Sunday, August 2, 2009


In a crazy fury of knitting I finished these mittens late last week. I was simultaneously working under deadline on edits with my advisor on a book we co-wrote over the past year. Apparently when my adrenaline kicks in, and caffeine from the insane amount of coffee I was drinking to get it all done, my knitting benefits.

These mittens are from a lovely pattern and I highly recommend it for experienced knitters. I did have a very difficult time achieving gauge and proper sizing however. It was likely due to my inexperience with two-color stranded knitting, but I wanted to give a word of caution. Be sure to check out ravelry for lots and lots of feedback on other peoples experiences with these mittens.

I made two, well actually three, modifications to the pattern. The first which isn't really a modification, but is a departure from the pattern, is that I used worsted weight yarn. I had a terrible time getting stranded knitting to look right with fingering weight wool so I went with a heavier weight instead. The second modification was to cut 8 rows from the pattern for each thumb. The mittens are already on the big side, and will need to be felted a tad, but if I had stuck true to pattern the thumbs would have reached almost to the top of the mittens.
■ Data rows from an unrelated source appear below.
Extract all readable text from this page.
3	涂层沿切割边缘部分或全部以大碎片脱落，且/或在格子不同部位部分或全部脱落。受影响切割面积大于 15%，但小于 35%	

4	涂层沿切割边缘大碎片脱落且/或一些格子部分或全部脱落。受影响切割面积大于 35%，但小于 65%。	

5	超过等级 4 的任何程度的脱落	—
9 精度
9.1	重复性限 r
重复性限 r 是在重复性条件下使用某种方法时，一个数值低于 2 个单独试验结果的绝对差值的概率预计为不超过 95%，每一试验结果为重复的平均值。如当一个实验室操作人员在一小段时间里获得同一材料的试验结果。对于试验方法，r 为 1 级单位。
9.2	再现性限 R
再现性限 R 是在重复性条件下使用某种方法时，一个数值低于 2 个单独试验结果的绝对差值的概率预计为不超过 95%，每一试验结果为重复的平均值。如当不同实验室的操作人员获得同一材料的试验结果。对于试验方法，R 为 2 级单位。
The last modification was that I added a picot edge. The pattern called for a purl row edge and I thought this was a tad more decorative. I also have to say how much I love the braided cuff detailing and will be using that again on another pair of mittens in the future.

You can find the rest of the details (needle size, yarn, etc.) on my project page on ravelry. For my history with these mittens you can scroll here.

As of tonight I have two sock projects on the needles and I have cast on for the first of two hooded wallaby sweaters. I'm definitely back in the swing of knitting again!